Miss Chabu had taught all the teachers at the school how to use PCs and said that “With books you can only learn so much and you are limited to the information within them. With the internet, the learning opportunities are so much greater. It’s also great for the teachers too because now that we have PCs and the internet, planning lessons is much easier. I can find information that I need for my classes and it has improved all my lessons.”
It seemed to be assumed by everyone I spoke to that IT skills were necessary both to get into university and employment. At Matero Girls School, 2,000 children shared 20 PCs and there was a rota in place to help ensure that as many students as possible got access to weekly IT lessons. Grace and Tamalis, both 14, told me “we enjoy the IT lessons, we can now write letters and change fonts and size of text on the computer. I think this is really useful to us. With more practice we can get even better and this is very useful. All jobs need IT skills.”

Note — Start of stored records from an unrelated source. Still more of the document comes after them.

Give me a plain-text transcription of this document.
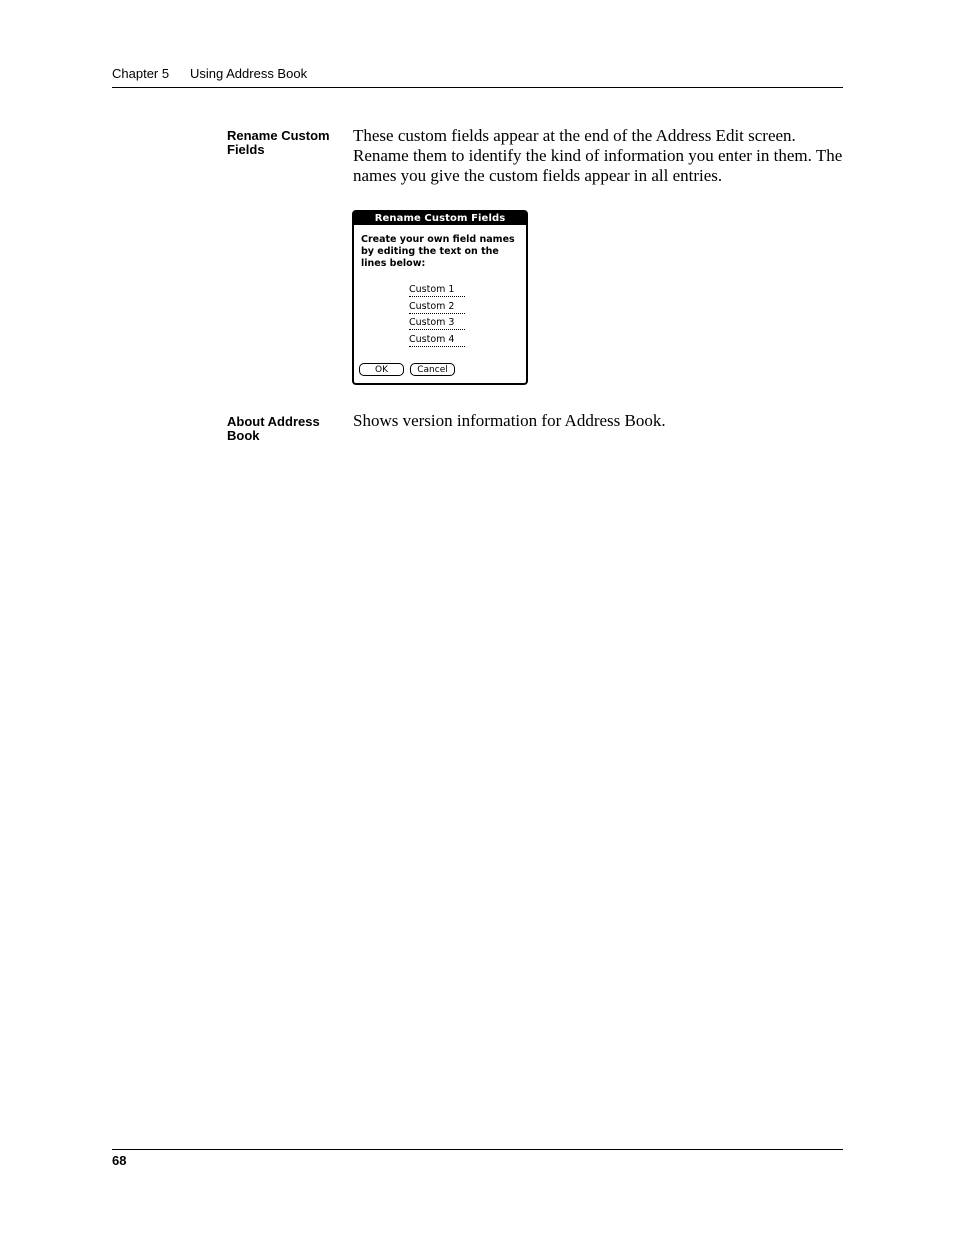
Chapter 5 Using Address Book
Rename Custom
Fields
These custom fields appear at the end of the Address Edit screen. Rename them to identify the kind of information you enter in them. The names you give the custom fields appear in all entries.
Rename Custom Fields
Create your own field names
by editing the text on the
lines below:
Custom 1
Custom 2
Custom 3
Custom 4
OK	Cancel
About Address
Book
Shows version information for Address Book.
68
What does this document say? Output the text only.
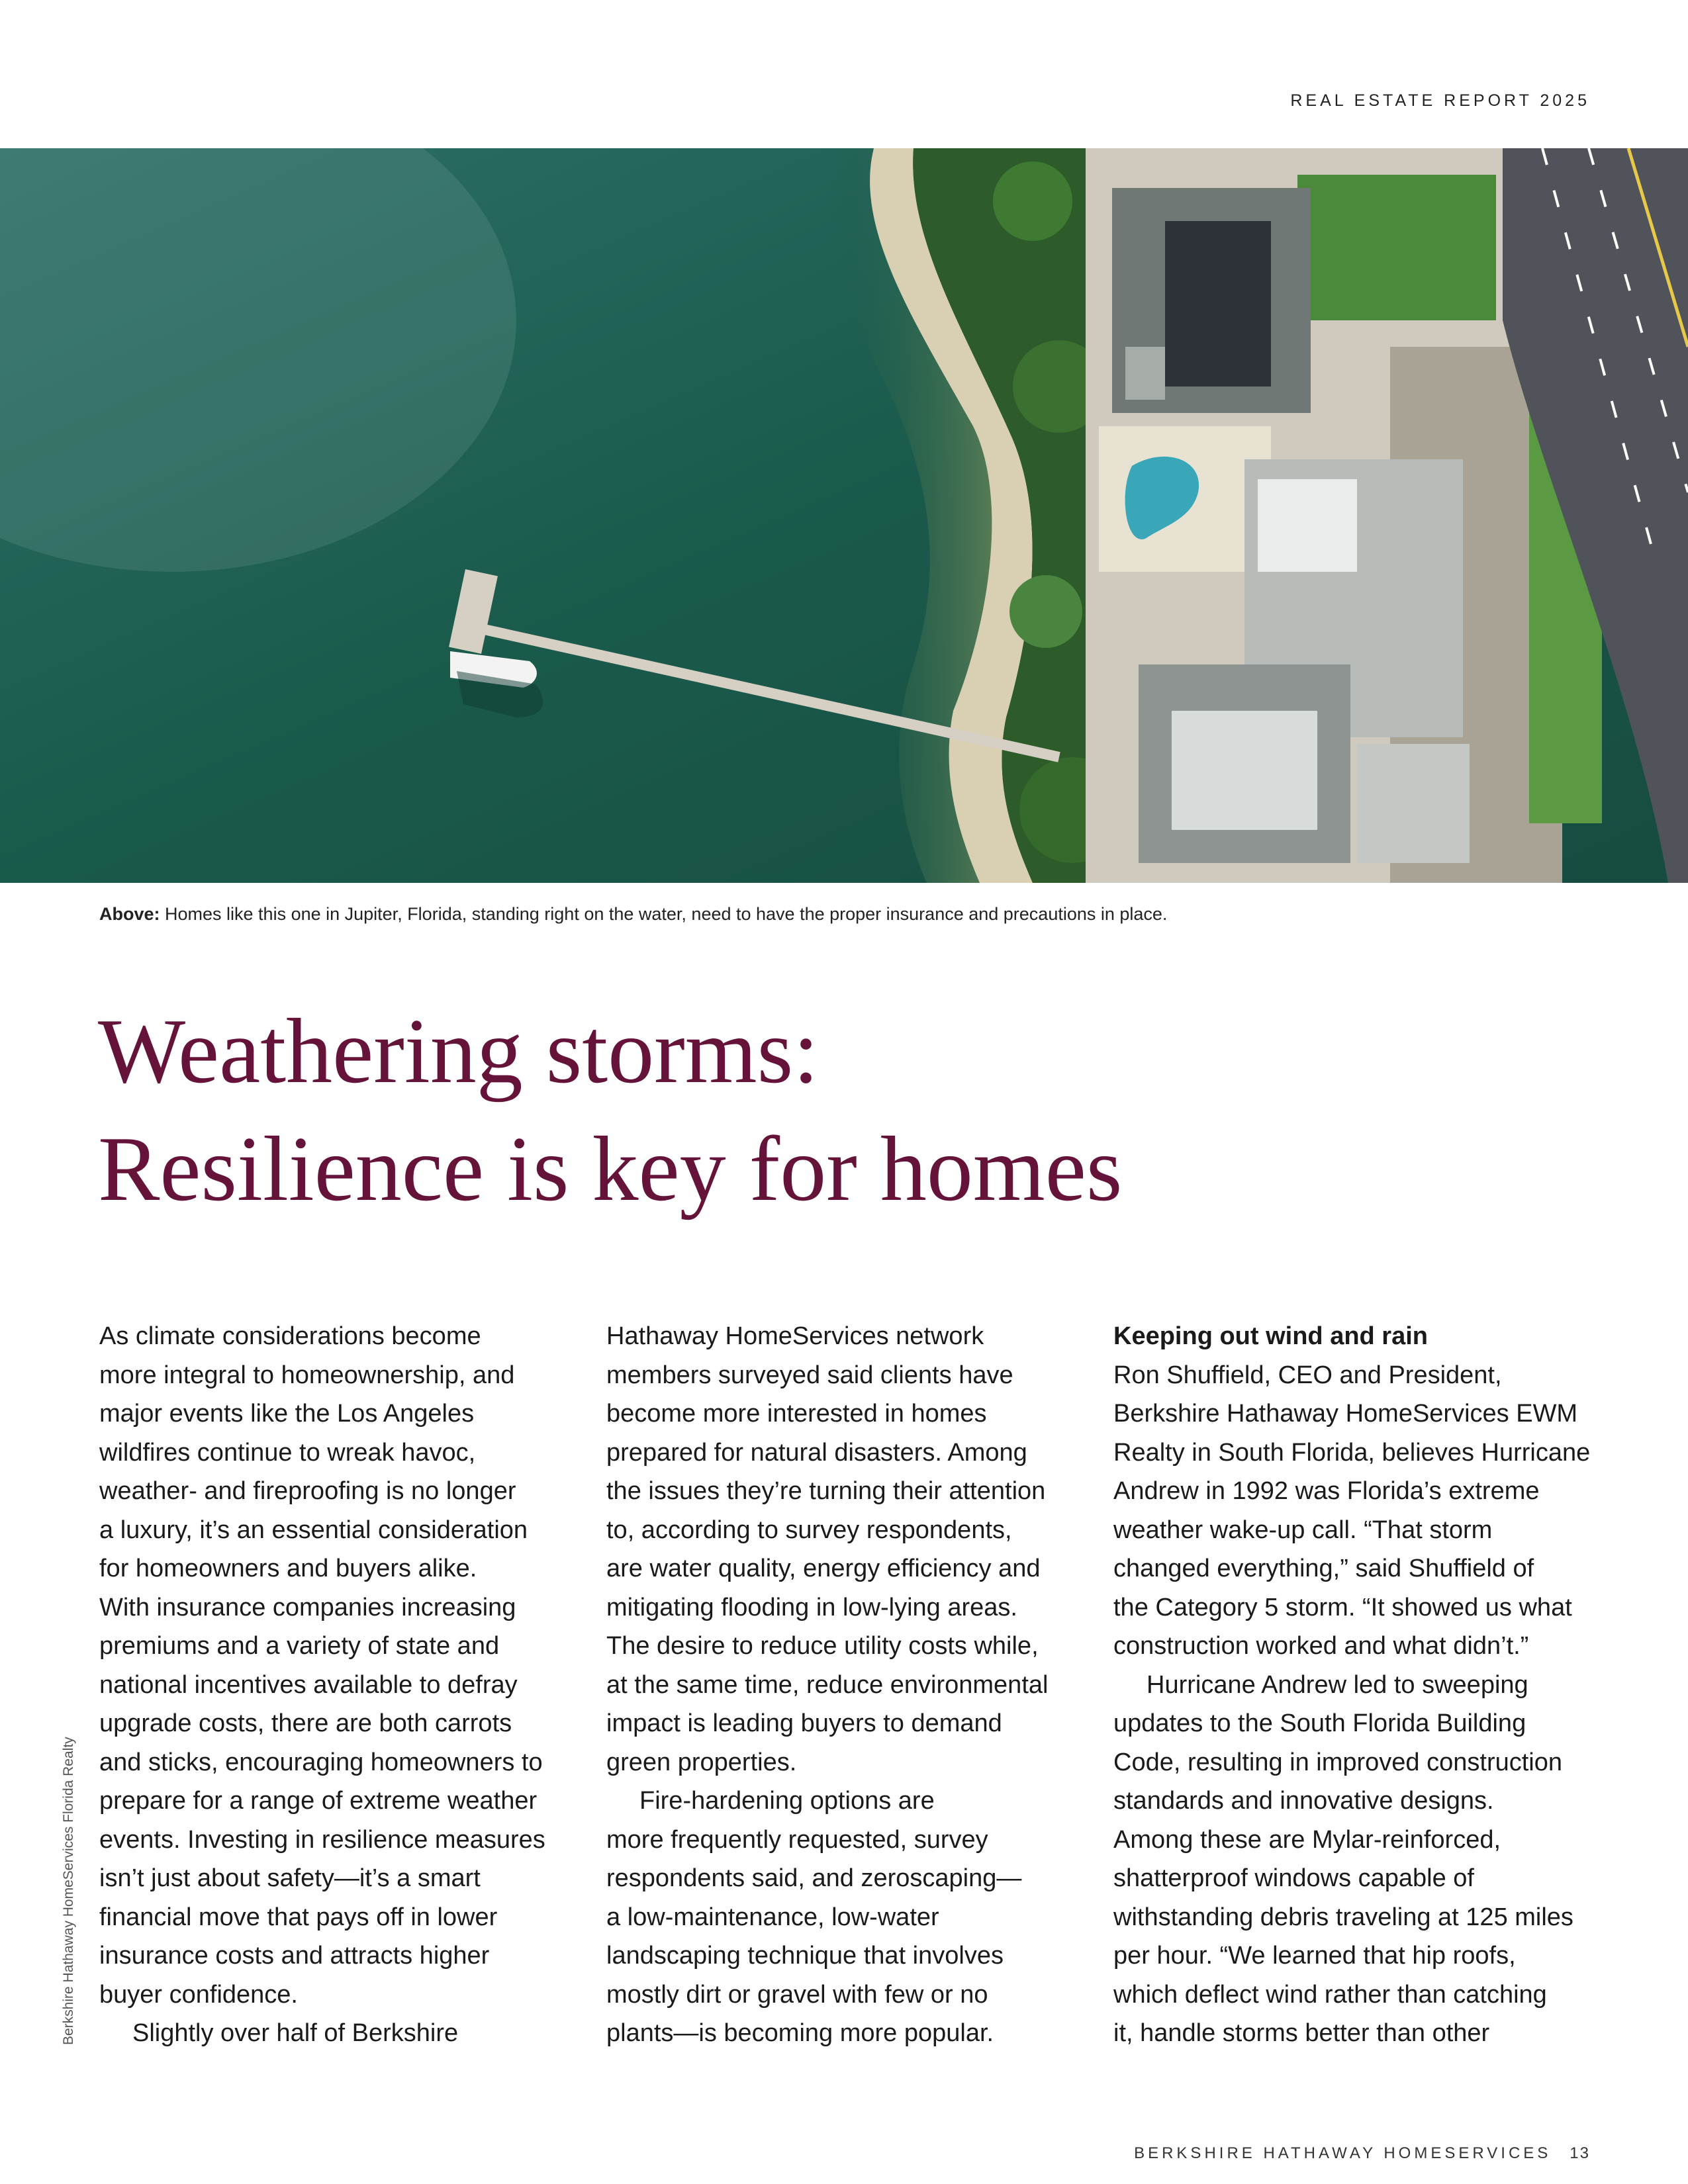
REAL ESTATE REPORT 2025
Above: Homes like this one in Jupiter, Florida, standing right on the water, need to have the proper insurance and precautions in place.
Weathering storms:
Resilience is key for homes
Berkshire Hathaway HomeServices Florida Realty
As climate considerations become
more integral to homeownership, and
major events like the Los Angeles
wildfires continue to wreak havoc,
weather- and fireproofing is no longer
a luxury, it’s an essential consideration
for homeowners and buyers alike.
With insurance companies increasing
premiums and a variety of state and
national incentives available to defray
upgrade costs, there are both carrots
and sticks, encouraging homeowners to
prepare for a range of extreme weather
events. Investing in resilience measures
isn’t just about safety—it’s a smart
financial move that pays off in lower
insurance costs and attracts higher
buyer confidence.
Slightly over half of Berkshire
Hathaway HomeServices network
members surveyed said clients have
become more interested in homes
prepared for natural disasters. Among
the issues they’re turning their attention
to, according to survey respondents,
are water quality, energy efficiency and
mitigating flooding in low-lying areas.
The desire to reduce utility costs while,
at the same time, reduce environmental
impact is leading buyers to demand
green properties.
Fire-hardening options are
more frequently requested, survey
respondents said, and zeroscaping—
a low-maintenance, low-water
landscaping technique that involves
mostly dirt or gravel with few or no
plants—is becoming more popular.
Keeping out wind and rain
Ron Shuffield, CEO and President,
Berkshire Hathaway HomeServices EWM
Realty in South Florida, believes Hurricane
Andrew in 1992 was Florida’s extreme
weather wake-up call. “That storm
changed everything,” said Shuffield of
the Category 5 storm. “It showed us what
construction worked and what didn’t.”
Hurricane Andrew led to sweeping
updates to the South Florida Building
Code, resulting in improved construction
standards and innovative designs.
Among these are Mylar-reinforced,
shatterproof windows capable of
withstanding debris traveling at 125 miles
per hour. “We learned that hip roofs,
which deflect wind rather than catching
it, handle storms better than other
BERKSHIRE HATHAWAY HOMESERVICES 13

Teachers also emphasised how IT was valuable in other subjects explaining that “it is so useful to have PCs and now that we have the internet the older children can learn how they are used in employment. For example in business studies we teach them about e-commerce. Until we got the internet, the lessons were all theoretical but now we can show them how e-commerce works and the type of sites where you can buy goods online. It is no longer just theory.”
Outside of schools, organisations such as the Kafue Child Development Agency (the implementing agency for Child Fund) were also focused on improving access to IT and computer skills. The Agency ran a peer to peer IT learning centre which encourages children who learn a host of IT skills at the centre and can then pass this knowledge on to others in the community. Esra, the initiator and youth facilitator of the project says that “once one child is trained, they are then very enthusiastic about teaching other children. One child trains another who trains another… this means that IT knowledge spreads very quickly and effectively”. The centre hosts four groups of six children every day and, to date, the centre has trained 100 children in IT skills, all of whom are now able to teach other children at the centre, in school or at local libraries.
While the projects I visited impressed me with the enthusiasm and IT skills of both the teachers and pupils, it is clear that many thousands more computers are required if the majority, if not all, children are to gain access to IT and to be able to learn the skills required for further education and employment.